Dalhousie menace de facturer Ambulance NB pour l’utilisation de ses pompiers

Dalhousie promet de facturer Ambulance NB la prochaine fois que ses pompiers répondront à un appel d’urgence destiné à pallier l’absence d’ambulanciers sur son territoire.

«Nos pompiers ne sont pas des ambulanciers! Ils peuvent aider, mais ils n’ont pas à faire leur travail.»

Le maire de Dalhousie fulmine. Déjà contrarié du fait que la région du Restigouche – de Saint-Quentin à Belledune – ait été laissée sans ambulance sur son territoire à au moins une occasion cet été, voilà que de nouveaux incidents viennent raviver les tensions.

À deux reprises au courant des dernières semaines, la brigade de pompiers de Dalhousie a dû intervenir afin d’aider des personnes en détresse. Selon ce que rapporte le maire, les appels d’urgence ont été relayés aux pompiers afin qu’ils interviennent en attendant l’arrivée des équipes d’ambulanciers, celles-ci étant trop loin de l’appel.

«C’est arrivé à deux occasions depuis le début du mois. Dans les deux cas, l’ambulance a mis plus d’une heure à se rendre ici. Une fois il s’agissait d’une ambulance de Bathurst, et l’autre de Saint-Quentin. Un tel temps de réponse en plein cœur de notre ville, ce n’est pas normal. Et ce qui est encore plus insultant, c’est que ce n’est pas un incident isolé. Ça semble vouloir se produire de plus en plus régulièrement», affirme le maire qui n’entend pas laisser ainsi cette situation.

Ce problème, il l’attribue en grande partie au système de transferts non urgents entre hôpitaux, système qui selon lui monopolise inutilement des ambulances. Celui-ci précise ne rien avoir à reprocher au travail des ambulanciers.

«Ils font ce qu’ils peuvent, mais il y a définitivement un problème de gestion important au-dessus d’eux», clame le maire.

Selon M. Pelletier, ce n’est pas le rôle des pompiers d’effectuer des interventions des ambulanciers.

«Nos bénévoles ont une formation en secourisme, mais ils n’ont pas toutes les connaissances ni l’équipement des ambulanciers à leur disposition. Chacun son métier. On ne demande pas aux ambulanciers d’aller éteindre des incendies après tout», clame-t-il.

Cette situation est d’autant plus dérangeante selon lui que c’est la Ville, au final, qui se retrouve à payer les sorties de ses pompiers volontaires.

«Quand un pompier effectue une tâche de la sorte, il reçoit une compensation financière de la Ville.

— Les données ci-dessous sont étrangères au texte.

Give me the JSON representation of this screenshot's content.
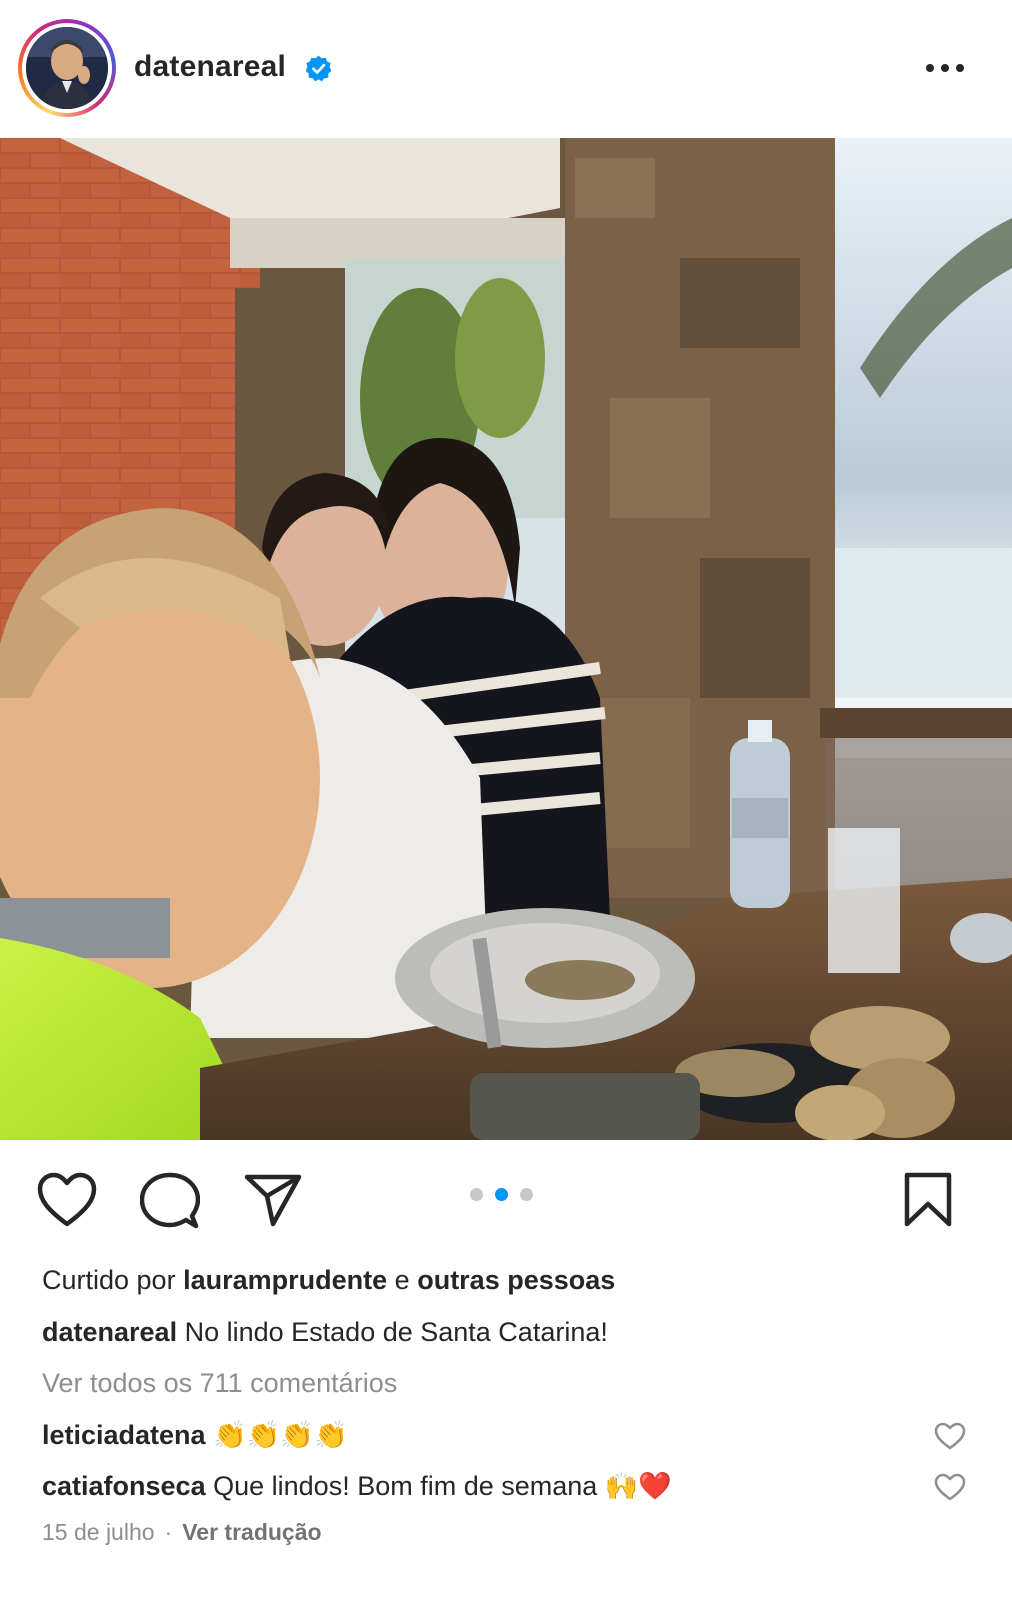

Nos contribuables se retrouvent donc à payer comme tous les autres citoyens de la province pour le service d’ambulance, mais de surcroît pour l’intervention des pompiers en raison de l’absence d’ambulance. C’est aberrant», estime M. Pelletier.

Sa solution? Refiler à l’avenir les factures de l’utilisation de ses pompiers à Ambulance NB.

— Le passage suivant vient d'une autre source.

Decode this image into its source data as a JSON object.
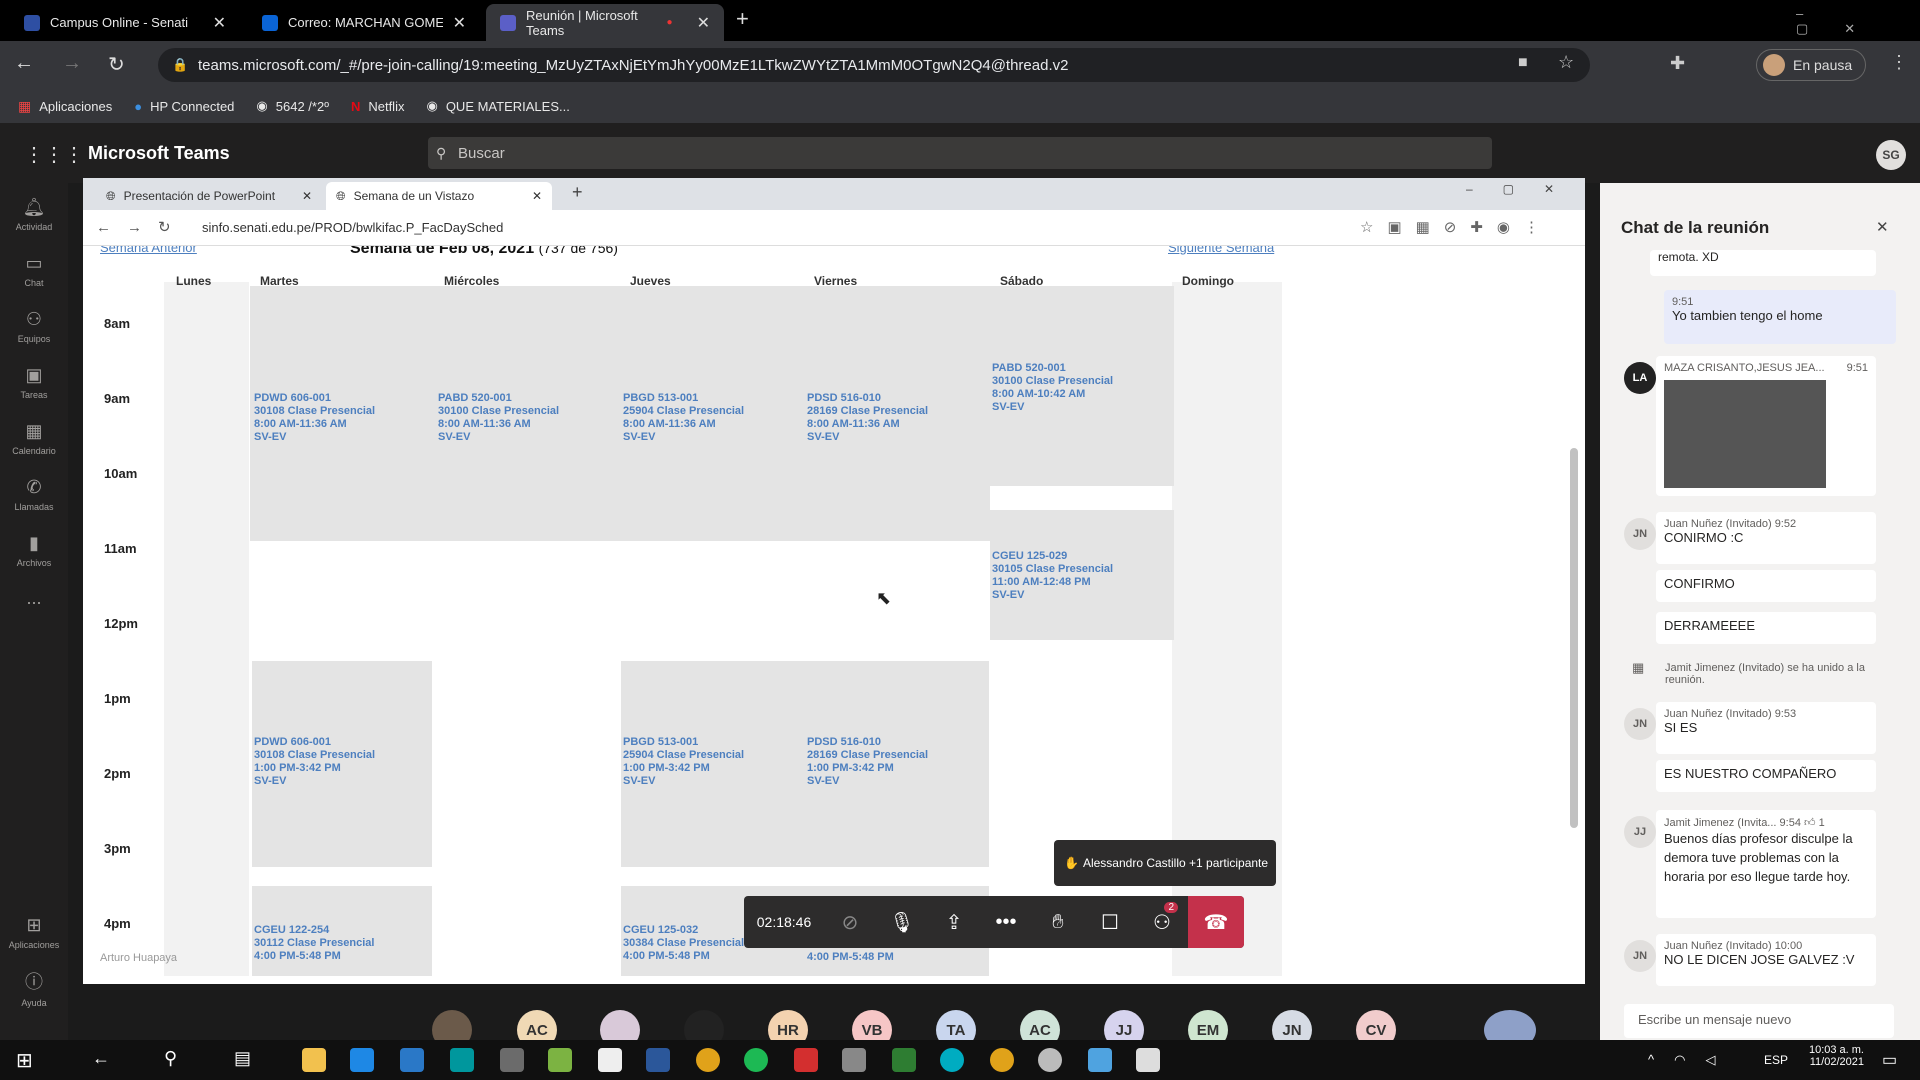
{
  "browser": {
    "tabs": [
      {
        "title": "Campus Online - Senati"
      },
      {
        "title": "Correo: MARCHAN GOMEZ,SE"
      },
      {
        "title": "Reunión | Microsoft Teams"
      }
    ],
    "url": "teams.microsoft.com/_#/pre-join-calling/19:meeting_MzUyZTAxNjEtYmJhYy00MzE1LTkwZWYtZTA1MmM0OTgwN2Q4@thread.v2",
    "profile_label": "En pausa",
    "bookmarks": [
      "Aplicaciones",
      "HP Connected",
      "5642 /*2º",
      "Netflix",
      "QUE MATERIALES..."
    ]
  },
  "teams": {
    "app_name": "Microsoft Teams",
    "search_placeholder": "Buscar",
    "user_initials": "SG",
    "rail": [
      "Actividad",
      "Chat",
      "Equipos",
      "Tareas",
      "Calendario",
      "Llamadas",
      "Archivos",
      "...",
      "Aplicaciones",
      "Ayuda"
    ]
  },
  "shared": {
    "tabs": [
      "Presentación de PowerPoint",
      "Semana de un Vistazo"
    ],
    "url": "sinfo.senati.edu.pe/PROD/bwlkifac.P_FacDaySched",
    "prev_week": "Semana Anterior",
    "next_week": "Siguiente Semana",
    "title": "Semana de Feb 08, 2021",
    "count": "(737 de 756)",
    "days": [
      "Lunes",
      "Martes",
      "Miércoles",
      "Jueves",
      "Viernes",
      "Sábado",
      "Domingo"
    ],
    "hours": [
      "8am",
      "9am",
      "10am",
      "11am",
      "12pm",
      "1pm",
      "2pm",
      "3pm",
      "4pm"
    ],
    "classes": [
      "PDWD 606-001\n30108 Clase Presencial\n8:00 AM-11:36 AM\nSV-EV",
      "PABD 520-001\n30100 Clase Presencial\n8:00 AM-11:36 AM\nSV-EV",
      "PBGD 513-001\n25904 Clase Presencial\n8:00 AM-11:36 AM\nSV-EV",
      "PDSD 516-010\n28169 Clase Presencial\n8:00 AM-11:36 AM\nSV-EV",
      "PABD 520-001\n30100 Clase Presencial\n8:00 AM-10:42 AM\nSV-EV",
      "CGEU 125-029\n30105 Clase Presencial\n11:00 AM-12:48 PM\nSV-EV",
      "PDWD 606-001\n30108 Clase Presencial\n1:00 PM-3:42 PM\nSV-EV",
      "PBGD 513-001\n25904 Clase Presencial\n1:00 PM-3:42 PM\nSV-EV",
      "PDSD 516-010\n28169 Clase Presencial\n1:00 PM-3:42 PM\nSV-EV",
      "CGEU 122-254\n30112 Clase Presencial\n4:00 PM-5:48 PM",
      "CGEU 125-032\n30384 Clase Presencial\n4:00 PM-5:48 PM",
      "4:00 PM-5:48 PM"
    ],
    "presenter": "Arturo Huapaya"
  },
  "meeting": {
    "timer": "02:18:46",
    "raise_notice": "Alessandro Castillo +1 participante",
    "participants_badge": "2"
  },
  "chat": {
    "title": "Chat de la reunión",
    "top_fragment": "remota. XD",
    "messages": [
      {
        "time": "9:51",
        "text": "Yo tambien tengo el home"
      },
      {
        "author": "MAZA CRISANTO,JESUS JEA...",
        "time": "9:51"
      },
      {
        "author": "Juan Nuñez (Invitado)",
        "time": "9:52",
        "text": "CONIRMO :C",
        "initials": "JN"
      },
      {
        "text": "CONFIRMO"
      },
      {
        "text": "DERRAMEEEE"
      },
      {
        "text": "Jamit Jimenez (Invitado) se ha unido a la reunión."
      },
      {
        "author": "Juan Nuñez (Invitado)",
        "time": "9:53",
        "text": "SI ES",
        "initials": "JN"
      },
      {
        "text": "ES NUESTRO COMPAÑERO"
      },
      {
        "author": "Jamit Jimenez (Invita...",
        "time": "9:54",
        "reaction": "1",
        "text": "Buenos días profesor disculpe la demora tuve problemas con la horaria por eso llegue tarde hoy.",
        "initials": "JJ"
      },
      {
        "author": "Juan Nuñez (Invitado)",
        "time": "10:00",
        "text": "NO LE DICEN JOSE GALVEZ :V",
        "initials": "JN"
      }
    ],
    "compose_placeholder": "Escribe un mensaje nuevo"
  },
  "participants": [
    "AC",
    "HR",
    "VB",
    "TA",
    "AC",
    "JJ",
    "EM",
    "JN",
    "CV"
  ],
  "taskbar": {
    "lang": "ESP",
    "time": "10:03 a. m.",
    "date": "11/02/2021"
  }
}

«Je n’ai pas de problème à payer mes pompiers pour qu’ils interviennent dans des situations d’urgence, des accidents de la route, des incendies ou pour soutenir les ambulanciers. Mais si c’est pour faire leur travail, couvrir les absences d’ambulances et les ratés du système de couverture dans la région, là oui, j’ai un gros problème avec ça», dit-il.

Il note que refiler la facture à Ambulance NB ne constitue toutefois pas la situation parfaite.

«C’est seulement un baume sur une plaie. L’idéal serait que la direction d’Ambulance NB règle le problème. Tout le monde y gagnerait.»